TYPE-2 DIABETESIn population pharmacokinetic analyses from three large clinical trials, including 642 men and 405 women with type-2 diabetes (35 to 80 years of age), the pharmacokinetic properties of rosiglitazone tablet were not influenced by age, race, smoking, or alcohol consumption. Both oral clearance (CL/F) and the oral steady-state volume of distribution (Vss/F) rose with increases in body weight. Over the weight range observed in these analyses (50 to 150 kg), the range of predicted CL/F varied by less than 1.7-fold; that of Vss/F varied by less than 2.3-fold. Rosiglitazone’s CL/F was also influenced by both weight and sex, being lower by approximately 15% in women.

SUPPORTING CLINICAL DATA:THE CASE FOR TZD THERAPY IN DIABETES

Efficacy and Spectrum of Action

TZDs are approved for the treatment of hyperglycemia in patients with type-2 diabetes, even though their effects have varied. According to placebo-controlled studies, both pio-glitazone and rosiglitazone canadian decrease HbA1c values by 1% to 1.5%. In some analyses, however, clinical chart reviews showed no significant differences in HbA1c reductions between the two agents.

Seems to increase both TC and LDL-C concentrations. Pioglitazone canadian decreases TC and triglycerides and increases HDL-C levels. It is interesting to note that experimental studies have suggested that the TZDs might be used in treating insulin-resistant conditions such as non-alcoholic fatty liver disease, polycystic ovary syndrome, and lipo-dystrophies.

Tolerability

It is well accepted that TZDs may cause volume expansion and peripheral edema. The edema that sometimes accompanies the use of a TZD can be worrisome, because it may be a harbinger of congestive heart failure (CHF). There is a growing concern that the use of TZDs is associated with CHF, although this relationship is unclear. The American Heart Association and the American Diabetes Association have issued an official statement on the use of TZDs and have developed guidelines to minimize the risk of heart failure.
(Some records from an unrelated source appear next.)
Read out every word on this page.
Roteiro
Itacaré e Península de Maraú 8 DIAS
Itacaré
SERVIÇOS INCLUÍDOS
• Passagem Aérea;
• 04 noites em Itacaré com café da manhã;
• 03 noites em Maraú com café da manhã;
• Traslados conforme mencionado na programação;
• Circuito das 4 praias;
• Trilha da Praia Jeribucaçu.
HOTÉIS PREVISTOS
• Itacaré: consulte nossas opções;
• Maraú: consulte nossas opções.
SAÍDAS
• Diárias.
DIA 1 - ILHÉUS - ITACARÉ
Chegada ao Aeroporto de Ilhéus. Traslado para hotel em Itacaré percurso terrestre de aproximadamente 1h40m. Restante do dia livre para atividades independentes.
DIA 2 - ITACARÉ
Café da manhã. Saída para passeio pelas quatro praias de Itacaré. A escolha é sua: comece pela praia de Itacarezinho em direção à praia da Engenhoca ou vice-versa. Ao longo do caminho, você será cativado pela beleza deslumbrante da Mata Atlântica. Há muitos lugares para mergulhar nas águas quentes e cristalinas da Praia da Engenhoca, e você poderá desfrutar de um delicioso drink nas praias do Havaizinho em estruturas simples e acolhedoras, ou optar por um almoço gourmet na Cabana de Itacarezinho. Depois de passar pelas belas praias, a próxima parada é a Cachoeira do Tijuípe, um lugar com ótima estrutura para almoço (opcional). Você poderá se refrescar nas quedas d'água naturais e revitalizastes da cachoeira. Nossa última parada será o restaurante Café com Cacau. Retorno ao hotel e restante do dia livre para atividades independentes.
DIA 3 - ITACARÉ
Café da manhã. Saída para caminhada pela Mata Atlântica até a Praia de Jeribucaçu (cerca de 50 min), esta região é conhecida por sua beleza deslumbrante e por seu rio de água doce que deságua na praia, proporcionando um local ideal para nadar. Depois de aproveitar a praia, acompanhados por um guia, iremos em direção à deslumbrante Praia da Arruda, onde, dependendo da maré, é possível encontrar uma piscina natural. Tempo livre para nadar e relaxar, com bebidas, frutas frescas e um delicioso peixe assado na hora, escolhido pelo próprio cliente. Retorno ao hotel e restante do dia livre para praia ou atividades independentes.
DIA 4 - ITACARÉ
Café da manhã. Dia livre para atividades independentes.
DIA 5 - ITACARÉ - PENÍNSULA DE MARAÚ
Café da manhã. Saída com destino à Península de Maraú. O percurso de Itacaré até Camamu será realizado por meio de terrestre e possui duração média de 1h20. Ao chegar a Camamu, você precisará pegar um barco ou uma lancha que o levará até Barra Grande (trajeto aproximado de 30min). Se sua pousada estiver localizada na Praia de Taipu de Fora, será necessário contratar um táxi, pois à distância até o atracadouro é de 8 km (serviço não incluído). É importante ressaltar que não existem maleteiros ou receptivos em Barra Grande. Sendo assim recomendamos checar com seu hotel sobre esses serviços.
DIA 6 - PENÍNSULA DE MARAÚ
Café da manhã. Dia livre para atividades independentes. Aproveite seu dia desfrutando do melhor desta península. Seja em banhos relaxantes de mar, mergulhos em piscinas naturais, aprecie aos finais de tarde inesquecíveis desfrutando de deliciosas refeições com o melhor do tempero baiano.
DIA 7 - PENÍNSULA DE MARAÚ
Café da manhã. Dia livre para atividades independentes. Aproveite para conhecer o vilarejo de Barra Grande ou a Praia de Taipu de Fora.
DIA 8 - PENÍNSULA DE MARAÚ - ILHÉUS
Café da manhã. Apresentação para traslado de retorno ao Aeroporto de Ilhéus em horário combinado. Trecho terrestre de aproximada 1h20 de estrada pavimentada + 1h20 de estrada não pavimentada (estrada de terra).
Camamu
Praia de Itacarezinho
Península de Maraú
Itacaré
The possible association of TZDs with the risk of CHF has been documented in several studies, although no prospective controlled clinical trials have been completed. Tang et al., at the Cleveland Clinic, reported that despite the association of TZDs with an increased risk of edema, the additional risk of cardiovascular disease attributable to TZDs is relatively small. On the other hand, a published longitudinal observational study by Delea et al. reported that the initiation of TZDs was associated with an increased risk of incident CHF (hazard ratio 1.7; P < .001). If TZDs do confer an increased risk for CHF, one might expect a dose-response effect; however, no such evidence was reported in the Delea study.

Researchers are conducting a long-term study, funded by the American Diabetes Association, of TZD use and CHF in the Kaiser Permanente Northern California Diabetes Registry. Preliminary analyses have noted a substantially elevated prevalence of several markers of disease severity, including poor glycemic control (HbA1c above 9.5%), among patients initiating new diabetes medications compared with patients who were not starting new therapies. Moreover, compared with those initiating other therapies, the TZD initiators had more CHF risk factors, including the greatest prevalence of ischemic heart disease, hypertension, elevated urinary albumin excretion, elevated serum creatinine, microalbuminuria, and obesity; the poorest glycemic control; and the lowest mean HDL-C levels. These patients were also those most likely to need medications for dyslipidemia and hypertension, and they had the highest utilization of outpatient and inpatient services.

In an observational study by Masoudi et al., the use of a TZD combined with was not associated with increased mortality in older patients with diabetes and heart failure. The authors also noted that patients in their study sample might have better outcomes with the use of either TZDs or metformin canadian.

Thus, TZDs were initiated more frequently in diabetic patients with more advanced disease. Because there are no generic TZDs at present, these expensive therapies will probably be reserved for more severe or advanced cases of diabetes.